Als die Wissenschaftler ihre Ergebnisse erstmals auf einer Fachkonferenz vorstellten, erlebten sie eine Überraschung: Kolleginnen und Kollegen aus Tübingen präsentierten dort zeitgleich eine ähnliche Studie. Unabhängig voneinander hatten beide Forschungsteams im Kern die gleiche Idee: ein mit Fluor-18 markiertes SNAP-tag-Substrat. Sie setzten die Idee chemisch unterschiedlich um, testeten die fertigen Substrate aber im gleichen biologischen Modellsystem und kamen zu ähnlichen Ergebnissen. „Das zeigt, wie aktuell unsere Fragestellung ist, und dass unsere Ergebnisse reproduzierbar und wirklich vielversprechend sind“, sagt Michael Schäfers. Das Tübinger Team entwickle neue Markierungsmethoden, um Immunzellen bei Tumorerkrankungen zu untersuchen, das Team in Münster konzentriere sich auf entzündliche Erkrankungen – insofern ergänze sich die Forschung sehr gut. Die münsterschen Wissenschaftler veröffentlichten ihre Studie in der Fachzeitschrift „Chemical Communications“, nur wenige Tage später erschien die Publikation aus Tübingen in „Pharmaceuticals“.
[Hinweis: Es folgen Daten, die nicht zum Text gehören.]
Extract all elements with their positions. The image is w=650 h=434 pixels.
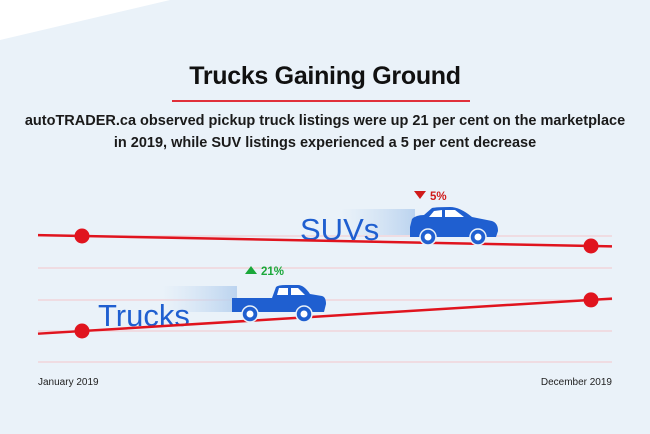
hubcap [474, 233, 482, 241]
x-tick-label: December 2019 [541, 377, 613, 388]
x-tick-label: January 2019 [38, 377, 99, 388]
change-label: 5% [430, 191, 447, 203]
hubcap [424, 233, 432, 241]
hubcap [246, 310, 254, 318]
data-point [583, 292, 599, 308]
subtitle-line: in 2019, while SUV listings experienced … [113, 135, 537, 151]
truck-body [232, 285, 326, 312]
hubcap [300, 310, 308, 318]
change-label: 21% [261, 266, 284, 278]
data-point [583, 238, 599, 254]
subtitle-line: autoTRADER.ca observed pickup truck list… [24, 113, 626, 129]
data-point [74, 228, 90, 244]
suv-windows [429, 210, 464, 217]
data-point [74, 323, 90, 339]
triangle-up-icon [245, 266, 257, 274]
suv-icon [410, 207, 498, 246]
title-underline [172, 100, 470, 102]
chart-title: Trucks Gaining Ground [189, 62, 461, 90]
chart-subtitle: autoTRADER.ca observed pickup truck list… [0, 110, 650, 154]
speed-trail [162, 286, 237, 312]
triangle-down-icon [414, 191, 426, 199]
series-line [37, 233, 613, 248]
speed-trail [340, 209, 415, 235]
pickup-truck-icon [232, 285, 326, 323]
truck-windows [277, 288, 305, 295]
series-line [37, 297, 613, 335]
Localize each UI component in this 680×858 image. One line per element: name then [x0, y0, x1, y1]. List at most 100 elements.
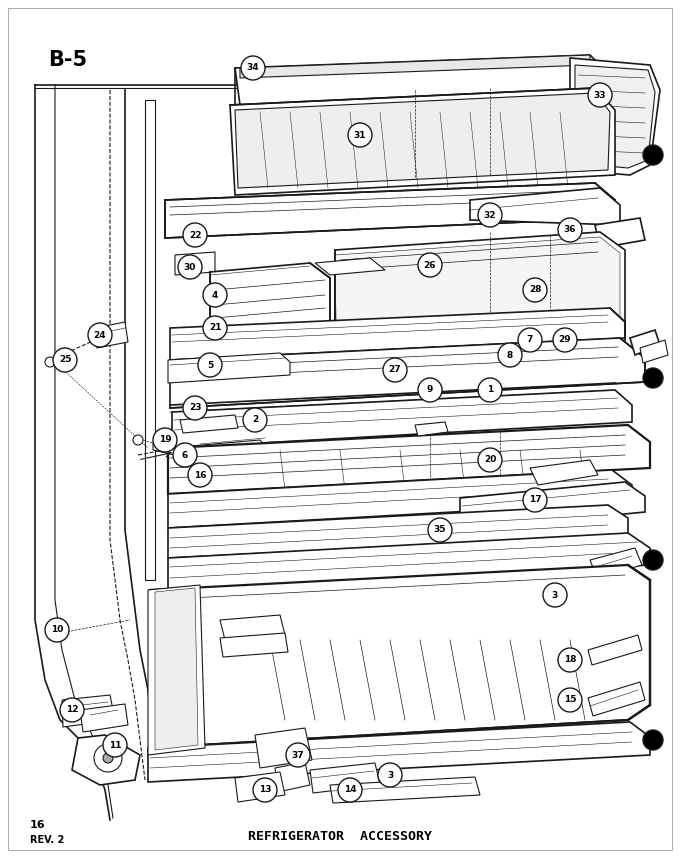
Circle shape	[45, 618, 69, 642]
Polygon shape	[62, 695, 115, 727]
Polygon shape	[210, 263, 330, 345]
Circle shape	[523, 488, 547, 512]
Text: 7: 7	[527, 335, 533, 345]
Circle shape	[348, 123, 372, 147]
Circle shape	[498, 343, 522, 367]
Text: 8: 8	[507, 351, 513, 360]
Circle shape	[133, 435, 143, 445]
Polygon shape	[8, 8, 672, 850]
Text: 5: 5	[207, 360, 213, 370]
Polygon shape	[153, 443, 175, 455]
Polygon shape	[155, 588, 198, 750]
Text: 19: 19	[158, 436, 171, 444]
Text: B-5: B-5	[48, 50, 87, 70]
Polygon shape	[310, 763, 380, 793]
Text: 28: 28	[529, 286, 541, 294]
Text: 2: 2	[252, 415, 258, 425]
Text: 21: 21	[209, 323, 221, 333]
Circle shape	[558, 648, 582, 672]
Polygon shape	[175, 252, 215, 275]
Polygon shape	[530, 460, 598, 485]
Text: 12: 12	[66, 705, 78, 715]
Circle shape	[53, 348, 77, 372]
Text: 16: 16	[30, 820, 46, 830]
Text: 31: 31	[354, 130, 367, 140]
Circle shape	[103, 753, 113, 763]
Text: 9: 9	[427, 385, 433, 395]
Text: 34: 34	[247, 63, 259, 72]
Circle shape	[478, 203, 502, 227]
Text: REFRIGERATOR  ACCESSORY: REFRIGERATOR ACCESSORY	[248, 830, 432, 843]
Circle shape	[418, 253, 442, 277]
Circle shape	[643, 730, 663, 750]
Polygon shape	[460, 482, 645, 530]
Circle shape	[243, 408, 267, 432]
Circle shape	[94, 744, 122, 772]
Circle shape	[643, 368, 663, 388]
Text: 37: 37	[292, 751, 305, 759]
Polygon shape	[335, 237, 620, 380]
Circle shape	[178, 255, 202, 279]
Text: 35: 35	[434, 525, 446, 535]
Circle shape	[553, 328, 577, 352]
Polygon shape	[220, 633, 288, 657]
Polygon shape	[168, 425, 650, 494]
Circle shape	[103, 733, 127, 757]
Polygon shape	[275, 762, 310, 792]
Text: 4: 4	[211, 291, 218, 299]
Circle shape	[588, 83, 612, 107]
Polygon shape	[170, 338, 645, 408]
Text: 26: 26	[424, 261, 437, 269]
Polygon shape	[595, 218, 645, 248]
Polygon shape	[172, 390, 632, 448]
Polygon shape	[415, 422, 448, 436]
Polygon shape	[148, 722, 650, 782]
Polygon shape	[335, 232, 625, 385]
Circle shape	[183, 396, 207, 420]
Text: 33: 33	[594, 90, 607, 100]
Circle shape	[253, 778, 277, 802]
Polygon shape	[255, 728, 312, 768]
Text: 17: 17	[528, 496, 541, 505]
Circle shape	[378, 763, 402, 787]
Polygon shape	[640, 340, 668, 363]
Circle shape	[173, 443, 197, 467]
Polygon shape	[235, 55, 610, 105]
Circle shape	[643, 145, 663, 165]
Text: REV. 2: REV. 2	[30, 835, 64, 845]
Text: 6: 6	[182, 450, 188, 460]
Polygon shape	[145, 100, 155, 580]
Text: 16: 16	[194, 470, 206, 480]
Circle shape	[183, 223, 207, 247]
Polygon shape	[588, 635, 642, 665]
Text: 15: 15	[564, 696, 576, 704]
Text: 25: 25	[58, 355, 71, 365]
Text: 23: 23	[189, 403, 201, 413]
Text: 20: 20	[483, 456, 496, 464]
Polygon shape	[180, 415, 238, 433]
Text: 1: 1	[487, 385, 493, 395]
Polygon shape	[165, 183, 615, 238]
Circle shape	[188, 463, 212, 487]
Text: 24: 24	[94, 330, 106, 340]
Circle shape	[50, 628, 60, 638]
Polygon shape	[95, 322, 128, 348]
Polygon shape	[575, 65, 655, 168]
Circle shape	[478, 378, 502, 402]
Polygon shape	[330, 777, 480, 803]
Text: 10: 10	[51, 625, 63, 635]
Text: 3: 3	[552, 590, 558, 600]
Polygon shape	[168, 470, 632, 528]
Circle shape	[286, 743, 310, 767]
Circle shape	[60, 698, 84, 722]
Polygon shape	[235, 772, 285, 802]
Polygon shape	[235, 93, 610, 188]
Polygon shape	[72, 735, 140, 785]
Circle shape	[558, 218, 582, 242]
Polygon shape	[150, 565, 650, 748]
Text: 11: 11	[109, 740, 121, 750]
Circle shape	[478, 448, 502, 472]
Circle shape	[88, 323, 112, 347]
Circle shape	[558, 688, 582, 712]
Polygon shape	[315, 258, 385, 275]
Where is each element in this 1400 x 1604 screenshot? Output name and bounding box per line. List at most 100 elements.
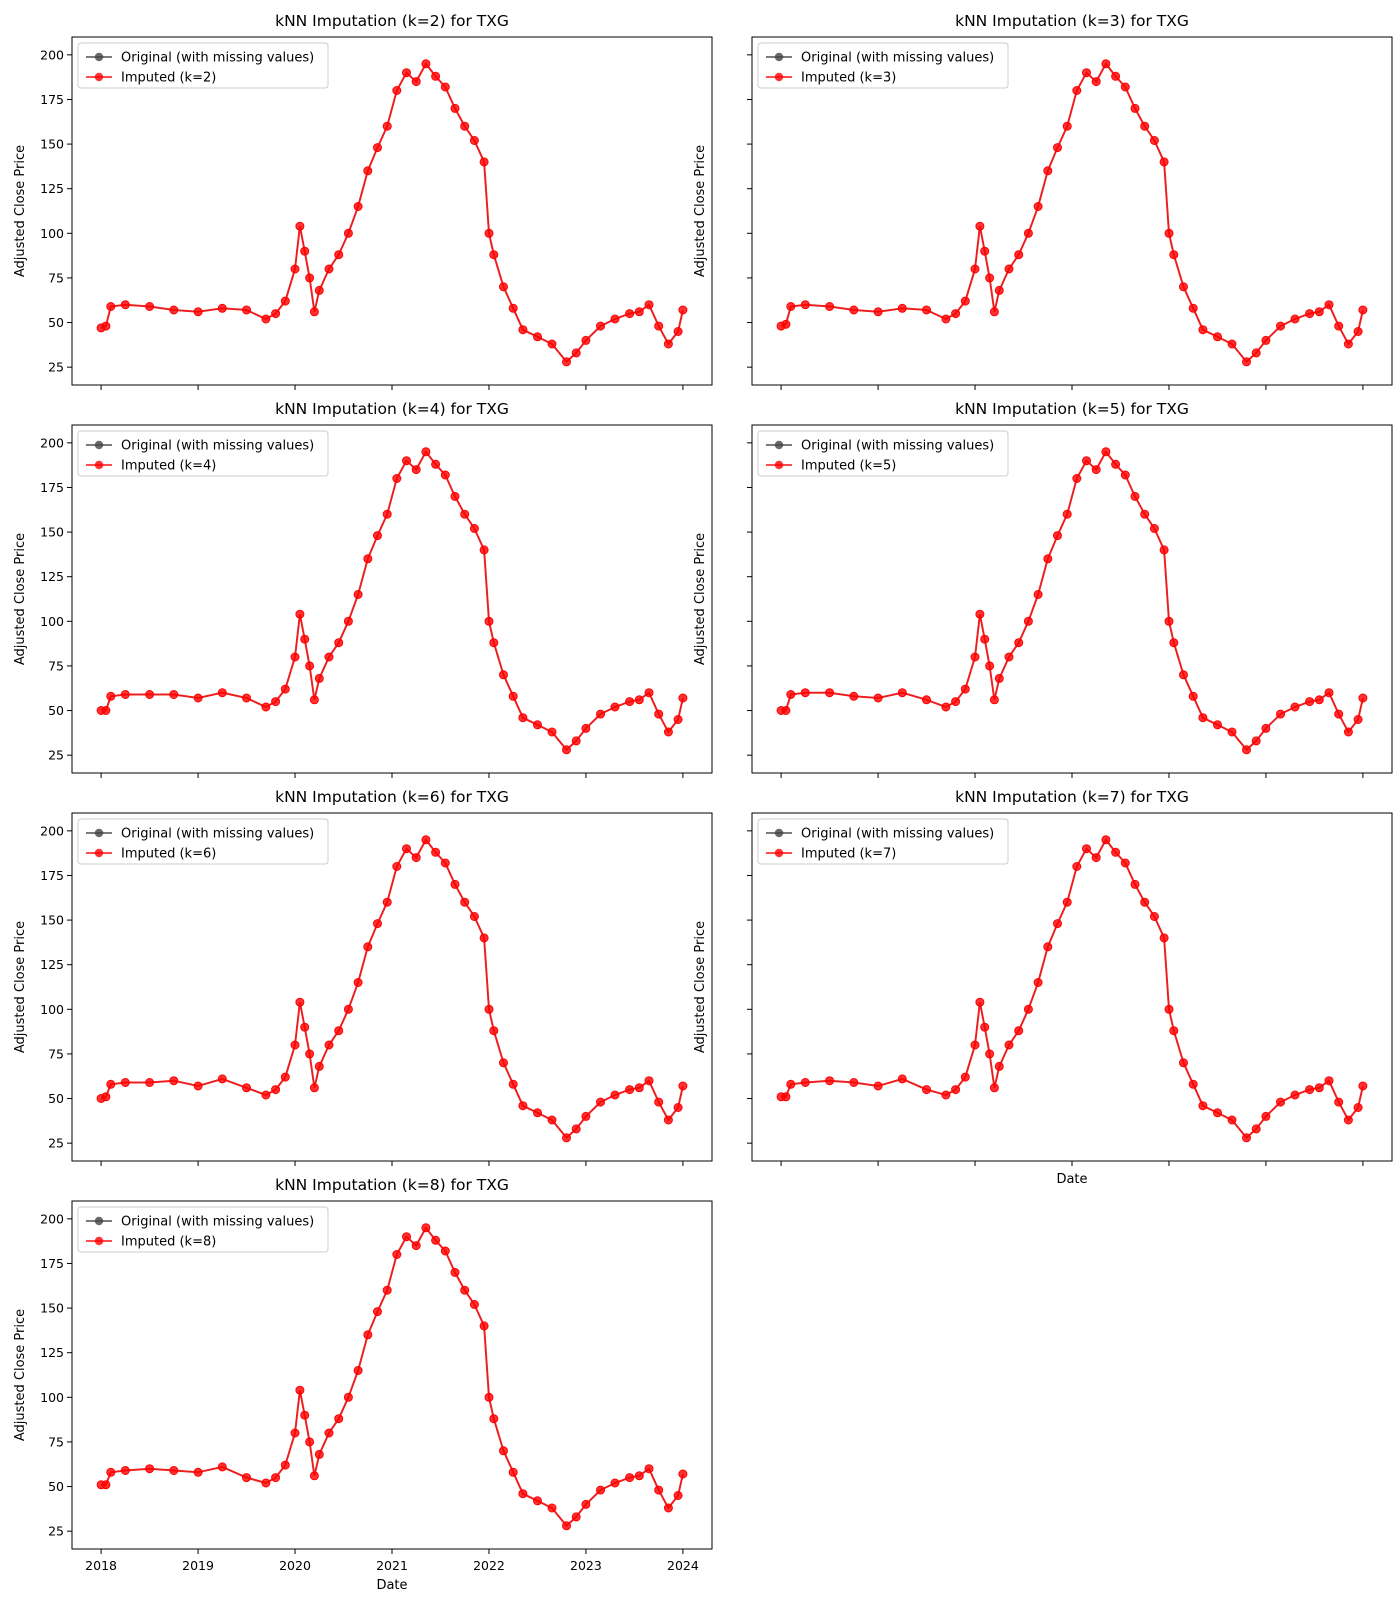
- imputed-point: [499, 1446, 508, 1456]
- imputed-point: [324, 1040, 334, 1050]
- imputed-point: [280, 1072, 290, 1082]
- imputed-point: [873, 307, 883, 317]
- imputed-point: [1198, 713, 1208, 723]
- imputed-point: [673, 327, 683, 336]
- imputed-point: [469, 524, 479, 533]
- imputed-point: [499, 670, 508, 680]
- imputed-point: [1082, 456, 1091, 466]
- imputed-point: [1053, 143, 1062, 153]
- imputed-point: [873, 1081, 883, 1091]
- imputed-point: [106, 302, 116, 311]
- imputed-point: [101, 706, 111, 715]
- imputed-point: [673, 1103, 683, 1112]
- imputed-point: [1062, 121, 1072, 131]
- imputed-point: [1169, 1026, 1179, 1036]
- imputed-point: [363, 942, 373, 952]
- imputed-point: [1324, 300, 1334, 310]
- imputed-point: [1072, 862, 1082, 871]
- imputed-point: [1314, 1083, 1324, 1093]
- imputed-point: [1111, 71, 1121, 81]
- imputed-point: [1159, 545, 1169, 555]
- axes-frame: [71, 36, 713, 386]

Herstellung des neuen Substrats für den SNAP-tag

Das neu entwickelte Molekül basiert – wie alle SNAP-tag-Substrate – auf Benzylguanin. Daran brachten die Wissenschaftler das radioaktive Isotop Fluor-18 an, das sich ideal für die PET-Bildgebung eignet. „Unser Ziel war, die Synthese in wenigen schnellen Schritten zu gestalten, damit wir ein möglichst starkes Signal erhalten – denn Fluor-18 hat eine kurze Halbwertszeit, die Radioaktivität reduziert sich nach jeweils 110 Minuten um die Hälfte“, erklärt Christian Paul Konken. Zunächst hatten die Wissenschaftler das Problem, dass das Fluor-18 sich nicht an die richtige Molekülposition heftete. „Das Benzylguanin war offensichtlich zu empfindlich, um es direkt mit Fluor-18 zu markieren“, erzählt der Biochemiedoktorand Lukas Rösner, „deshalb haben wir zuerst ein kleines, gegen die nötigen chemischen Reaktionen unempfindliches Molekül markiert – das Fluorethylazid – und dieses dann mit einer Click-Reaktion, die sehr schnell und selektiv ist, an das Benzylguanin geheftet.“

Tests in Reagenzglas, Zellkultur und Organismus

Die Wissenschaftler überprüften zunächst im Reagenzglas, ob das fertige Substrat stabil bleibt, wenn es mit Blut in Kontakt kommt, und untersuchten dann in einem ersten Praxistest in Zellkultur, wie Zellen mit dem Substrat interagieren. Dabei verglichen sie menschliche Tumorzellen, in die sie das SNAP-tag-Enzym genetisch eingebaut hatten, mit solchen, die das Enzym nicht bildeten. „Wir konnten ganz deutlich erkennen, dass die Radioaktivität nur von den Zellen aufgenommen wurde, die das SNAP-tag-Enzym bildeten“, sagt Dominic Depke. Abschließend führte das Team gezielte Untersuchungen mit einzelnen Mäusen durch. „Dieser Schritt war noch mal entscheidend“, erklärt Michael Schäfers, „denn wie sich ein Molekül in der komplexen biologischen Umgebung im lebenden Organismus verhält, lässt sich in Zellkultur oder mit künstlich hergestellten Organen nicht vollständig simulieren.“ Die Wissenschaftler konnten zeigen, dass sich das in den Blutkreislauf injizierte Substrat sehr schnell im Körper verteilt, und über welche Wege es ausgeschieden wird. Zudem verglichen sie nun auch im Organismus, wie Tumorzellen mit und ohne SNAP-tag-Enzym auf das Substrat reagierten. Die Tumorzellen wurden den Mäusen dazu unter die Haut gespritzt und nach der Untersuchung entnommen, um die Ergebnisse mittels Autoradiographie nochmals abzusichern.